Because she frankly depicted female anger and aggression, she was attacked as “unfeminine.” In response, Ms. Lessing wrote: “Apparently what many women were thinking, feeling, experiencing came as a great surprise.”

Ms. Lessing debuted with the novel “The Grass is Singing” in 1950, chronicling the relationship between a white farmer’s wife and her black servant.

In her earliest work, Ms. Lessing drew upon her childhood experiences in colonial Rhodesia to write about the clash of white and African cultures and racial injustice. She criticized the white colonialists for a sterile culture and for dispossessing the native black citizens.
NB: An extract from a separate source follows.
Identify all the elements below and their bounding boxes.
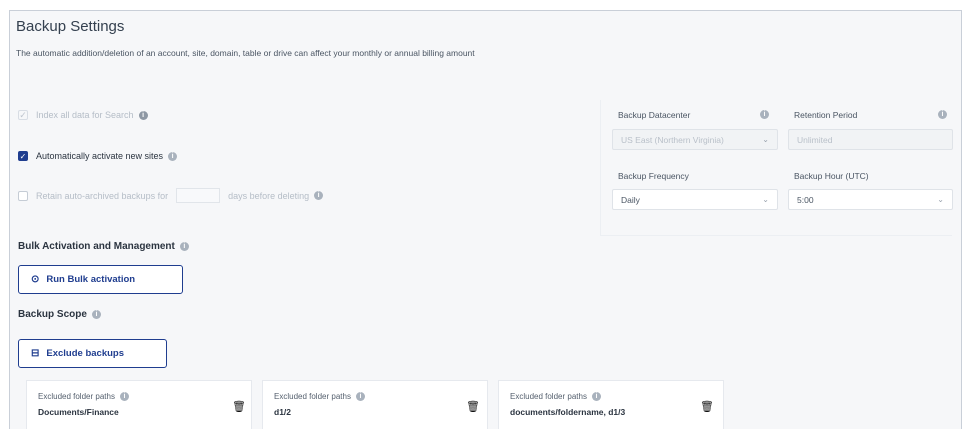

Because of her outspoken views, the governments of both Southern Rhodesia and South Africa declared her a “prohibited alien” in 1956.

Ms. Lessing was born Doris May Tayler in 1919 in what was then known as Persia. Her father was a bank clerk and her mother was a nurse. Lured by the promise of farming riches, the family moved to Rhodesia where Ms. Lessing had what she has described as a “painful” childhood.

She ran away from home when she was 15 and never finished high school, educating herself through reading. In 1937 she moved to Salisbury in Rhodesia, married and had two children. A few years later, she felt trapped, and left her family. She later married Gottfried Lessing, a central member of the Left Book Club, a communist organization.

Her other novels include “The Good Terrorist” and “Love Again.” Her latest novel is “The Cleft,” published by HarperCollins in July.

Motoko Rich reported from Frankfurt and Sarah Lyall from London.